President Donald Trump on July 13 approved the implementation plan of his administration’s reforms to the Conventional Arms Transfer (CAT) policy, an attempt to push more international defense trade deals.
The policy change is intended to better align conventional arms transfers with U.S. national security and economic interests.
The White House first announced policy changes last April to better compete with foreign defense competitors like Russia and China.
On July 16, Ambassador Tina Kaidanow, acting assistant Secretary of State for the Bureau of Political-Military Affairs, told reporters in a teleconference that the policy seeks to strengthen security partnerships internationally with key partners and allies and encourage interoperability while also supporting U.S. industry and jobs.
The implementation plan lists changes like working with partners and allies to identify critical capability requirements and working to expedite transfers; providing allies and partners with U.S. alternatives to maintain influence; increasing the competitiveness of U.S.-made systems by working with industry to build exportability into design, expanding support of non-program of record systems, and incentivizing increased production capacity; updating the regulatory and policy framework and modernizing multilateral regimes; exploring options to reduce financial barriers to procuring U.S. defense goods; working with partners to ensure reduced barriers to U.S. entry; and working with partners to ensure things like offset requirements do not damage U.S. jobs.
Kaidanow said this means the government will try to make sure it is better and more intensively supporting arms trade policies, “with an eye to integration of effort.
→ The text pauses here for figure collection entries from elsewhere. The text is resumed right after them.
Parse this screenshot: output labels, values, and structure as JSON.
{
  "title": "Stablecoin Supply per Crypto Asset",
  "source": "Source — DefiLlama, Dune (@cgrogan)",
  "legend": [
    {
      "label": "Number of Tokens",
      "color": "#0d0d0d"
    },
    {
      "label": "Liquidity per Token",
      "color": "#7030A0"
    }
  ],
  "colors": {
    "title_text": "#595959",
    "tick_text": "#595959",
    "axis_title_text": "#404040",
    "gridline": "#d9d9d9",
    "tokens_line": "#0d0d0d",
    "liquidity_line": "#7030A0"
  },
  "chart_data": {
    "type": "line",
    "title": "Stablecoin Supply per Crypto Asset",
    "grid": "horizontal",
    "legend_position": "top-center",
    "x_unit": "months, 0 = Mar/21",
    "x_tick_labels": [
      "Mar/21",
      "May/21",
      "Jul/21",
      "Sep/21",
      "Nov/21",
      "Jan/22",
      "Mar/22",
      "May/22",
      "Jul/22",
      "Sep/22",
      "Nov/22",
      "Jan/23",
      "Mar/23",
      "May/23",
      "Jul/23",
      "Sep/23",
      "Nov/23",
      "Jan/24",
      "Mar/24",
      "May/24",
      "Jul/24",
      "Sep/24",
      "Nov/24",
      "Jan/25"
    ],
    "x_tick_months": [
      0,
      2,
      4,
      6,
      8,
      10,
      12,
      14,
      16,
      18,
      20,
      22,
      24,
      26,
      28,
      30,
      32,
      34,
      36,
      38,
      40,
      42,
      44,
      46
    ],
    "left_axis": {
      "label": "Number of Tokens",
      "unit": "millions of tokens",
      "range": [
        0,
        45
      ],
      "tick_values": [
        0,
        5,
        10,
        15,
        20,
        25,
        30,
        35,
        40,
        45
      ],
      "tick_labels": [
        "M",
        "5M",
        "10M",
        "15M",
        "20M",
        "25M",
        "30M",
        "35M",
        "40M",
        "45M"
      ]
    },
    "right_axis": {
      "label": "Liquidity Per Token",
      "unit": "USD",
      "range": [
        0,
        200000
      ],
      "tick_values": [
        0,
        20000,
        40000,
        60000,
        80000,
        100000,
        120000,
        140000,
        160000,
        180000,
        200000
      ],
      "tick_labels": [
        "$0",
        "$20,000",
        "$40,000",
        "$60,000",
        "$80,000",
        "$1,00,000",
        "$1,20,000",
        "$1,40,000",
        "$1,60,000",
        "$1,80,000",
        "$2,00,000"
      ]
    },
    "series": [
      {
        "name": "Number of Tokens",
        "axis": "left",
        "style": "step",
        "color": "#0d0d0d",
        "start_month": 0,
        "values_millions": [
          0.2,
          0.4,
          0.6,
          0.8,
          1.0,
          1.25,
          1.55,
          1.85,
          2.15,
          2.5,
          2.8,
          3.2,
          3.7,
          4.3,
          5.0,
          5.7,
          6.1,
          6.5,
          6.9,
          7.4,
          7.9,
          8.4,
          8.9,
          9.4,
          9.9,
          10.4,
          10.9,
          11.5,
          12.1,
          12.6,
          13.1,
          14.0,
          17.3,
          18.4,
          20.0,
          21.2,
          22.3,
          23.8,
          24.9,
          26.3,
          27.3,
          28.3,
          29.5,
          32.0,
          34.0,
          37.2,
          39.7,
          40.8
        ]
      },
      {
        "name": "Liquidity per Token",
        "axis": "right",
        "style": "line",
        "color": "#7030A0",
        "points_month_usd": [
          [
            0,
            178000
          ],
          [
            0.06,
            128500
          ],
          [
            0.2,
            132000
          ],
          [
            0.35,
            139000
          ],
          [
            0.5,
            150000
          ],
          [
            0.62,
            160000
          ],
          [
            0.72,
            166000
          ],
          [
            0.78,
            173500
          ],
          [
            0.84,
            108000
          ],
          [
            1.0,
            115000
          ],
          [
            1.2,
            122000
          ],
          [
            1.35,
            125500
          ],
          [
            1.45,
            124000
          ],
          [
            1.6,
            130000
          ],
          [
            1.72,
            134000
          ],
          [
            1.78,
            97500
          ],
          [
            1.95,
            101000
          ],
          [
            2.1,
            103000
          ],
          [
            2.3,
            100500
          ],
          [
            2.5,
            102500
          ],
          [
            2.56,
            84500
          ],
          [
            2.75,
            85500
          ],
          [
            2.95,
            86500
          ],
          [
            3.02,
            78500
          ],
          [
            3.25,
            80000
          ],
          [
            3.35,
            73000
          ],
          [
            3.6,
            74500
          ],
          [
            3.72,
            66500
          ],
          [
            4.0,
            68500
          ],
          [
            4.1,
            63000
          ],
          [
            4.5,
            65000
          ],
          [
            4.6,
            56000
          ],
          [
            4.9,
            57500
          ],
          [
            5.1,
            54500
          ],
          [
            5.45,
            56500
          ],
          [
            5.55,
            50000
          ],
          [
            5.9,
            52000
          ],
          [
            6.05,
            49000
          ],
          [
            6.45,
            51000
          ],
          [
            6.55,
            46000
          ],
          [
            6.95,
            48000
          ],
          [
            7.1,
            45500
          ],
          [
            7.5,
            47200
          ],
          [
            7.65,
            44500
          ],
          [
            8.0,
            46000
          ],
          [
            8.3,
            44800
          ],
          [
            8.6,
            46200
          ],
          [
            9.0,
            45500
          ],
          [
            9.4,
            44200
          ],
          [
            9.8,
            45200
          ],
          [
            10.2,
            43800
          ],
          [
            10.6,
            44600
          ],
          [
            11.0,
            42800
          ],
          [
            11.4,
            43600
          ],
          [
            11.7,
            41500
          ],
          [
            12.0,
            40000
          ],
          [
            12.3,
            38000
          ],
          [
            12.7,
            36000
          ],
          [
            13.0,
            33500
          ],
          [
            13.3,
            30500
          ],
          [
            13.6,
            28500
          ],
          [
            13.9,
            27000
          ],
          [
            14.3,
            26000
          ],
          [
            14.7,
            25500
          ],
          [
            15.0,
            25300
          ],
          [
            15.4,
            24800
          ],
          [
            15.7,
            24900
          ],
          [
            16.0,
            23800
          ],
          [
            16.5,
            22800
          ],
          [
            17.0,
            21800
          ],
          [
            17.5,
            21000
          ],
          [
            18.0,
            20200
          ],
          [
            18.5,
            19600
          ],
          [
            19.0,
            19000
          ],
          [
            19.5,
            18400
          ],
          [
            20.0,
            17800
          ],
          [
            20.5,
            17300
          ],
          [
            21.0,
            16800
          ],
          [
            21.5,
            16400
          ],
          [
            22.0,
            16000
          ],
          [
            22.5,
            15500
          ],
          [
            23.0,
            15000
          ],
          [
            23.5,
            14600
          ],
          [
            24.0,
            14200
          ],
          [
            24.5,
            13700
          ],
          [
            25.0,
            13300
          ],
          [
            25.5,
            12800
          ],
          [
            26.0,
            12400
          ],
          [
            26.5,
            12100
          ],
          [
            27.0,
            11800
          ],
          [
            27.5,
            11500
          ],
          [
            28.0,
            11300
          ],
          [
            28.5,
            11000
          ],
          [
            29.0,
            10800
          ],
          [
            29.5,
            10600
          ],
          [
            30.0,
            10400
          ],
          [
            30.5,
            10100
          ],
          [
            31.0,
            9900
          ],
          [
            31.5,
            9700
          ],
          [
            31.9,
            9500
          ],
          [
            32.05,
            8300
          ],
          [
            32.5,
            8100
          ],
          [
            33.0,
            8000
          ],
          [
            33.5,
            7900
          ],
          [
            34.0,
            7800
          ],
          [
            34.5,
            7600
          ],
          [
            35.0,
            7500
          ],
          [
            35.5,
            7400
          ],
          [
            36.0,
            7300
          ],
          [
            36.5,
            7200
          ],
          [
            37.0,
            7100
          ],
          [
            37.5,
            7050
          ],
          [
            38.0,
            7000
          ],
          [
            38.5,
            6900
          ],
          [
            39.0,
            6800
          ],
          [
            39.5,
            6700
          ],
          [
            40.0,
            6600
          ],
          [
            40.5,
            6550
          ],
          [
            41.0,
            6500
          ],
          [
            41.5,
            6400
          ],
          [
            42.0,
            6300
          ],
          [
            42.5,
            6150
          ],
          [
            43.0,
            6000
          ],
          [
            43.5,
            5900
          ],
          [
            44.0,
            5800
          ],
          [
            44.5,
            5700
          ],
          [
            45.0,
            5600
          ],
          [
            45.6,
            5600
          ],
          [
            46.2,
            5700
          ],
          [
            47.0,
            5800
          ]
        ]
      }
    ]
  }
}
That’s important as well. So a lot of this is efficiency. It’s not that we haven’t done it before; it’s creating that environment in which what we’re doing is better done, it’s done to a greater purpose and to a more effective purpose.”
The President and CEO of the Aerospace Industries Association (AIA), Eric Fanning, cheered the implementation plan and said its recommendations on strategic focus, whole of government coordination, and enhanced accountability made it into the implementation plan.
“AIA and its more than 340 member companies, representing 2.4 million American aerospace and defense workers, deeply appreciate the Administration’s commitment to improve transparency and efficiency in the security cooperation process — an effort that we have been advocating for many years,” Fanning said in a statement.
“It is absolutely essential for our government and our industry to get to the right answers on defense trade with our allies sooner, so that we can continue to ‘outpartner’ our adversaries. Going forward we commit to expanding our already robust dialogue and partnership with the government’s security cooperation enterprise to sustain and grow the competitiveness of U.S. defense exports,” Fanning added.
The week of July15, Kaidanow is leading the U.S. delegation at the Farnborough International Air Show to speak with officials from the defense industry and other governments. She said her focus there will be to have a series of meetings with companies of various sizes, specifically highlighting efforts to educate smaller and medium-size enterprises (SMEs) about the policy changes.
“We will make probably a special effort on behalf of SMEs to do that kind of reach out, but I encourage them as well – and I have been encouraging them – to when they have questions or concerns to come in to us and give us that set of questions, and we will certainly try and act on it,” she said.
Kaidanow said the U.S. is arguing for not only the quality of U.S. products, which largely speak for themselves, but also the value of interoperability with the U.S. military. She will make the case “from the vantage point not just of the quality but also of the interoperability and the national security piece, that we really do want to foster those relationships.”
The ambassador had no new commitments yet on one of the biggest changes to the arms transfer policy, which is allowing for the direct commercial sale of unmanned aerial systems. She said there has been a lot of interest from the manufacturers and some countries asking about the policy, but the U.S. is balancing helping to make it easier to sell these capabilities with non-proliferation concerns.
“It’s a case by case evaluation, so what we’re attempting to do, again, is to ensure that we are looking at all those very carefully and that’s the discussion point that we’ve had with a number of both those on the customer side and also those in the industry side,” Kaidanow said.
She also said the larger Trump administration trade policies and repercussions from increased tariffs are not having an impact on her advocacy work.
With defense issues “these are enduring relationships, and the decisions that countries make on a lot of this are not really dictated so much by short-term trade considerations one way or the other,” she said. Defense trade issues are dictated mostly by security and strategic partnership issues, Kaidanow added.
“It’s important to keep it in that lane because these are the kinds of thoughtful decisions we want countries to make. We don’t want them to be acting on the concerns of the moment per se,” she said.
Separately, Kaidanow said the administration is pushing Turkey to acquire Raytheon [RTN] Patriot missile defenses even after it has agreed to buy Russian S-400 surface-to-air missile systems.
The administration wants the systems its allies acquire to be those that support the strategic relationship among allies and believes Patriot is a good fit for Turkey for air defense.
“We’re trying to give the Turks some understanding of what we can do with respect to Patriots,” she said.
Kaidanow said the question is if the U.S. wants its friends and partners to understand that acquiring weapons from Russia will be supportive of “some of the least good behavior that we have seen from them in various places” and hopes they will take that into account as they consider purchases.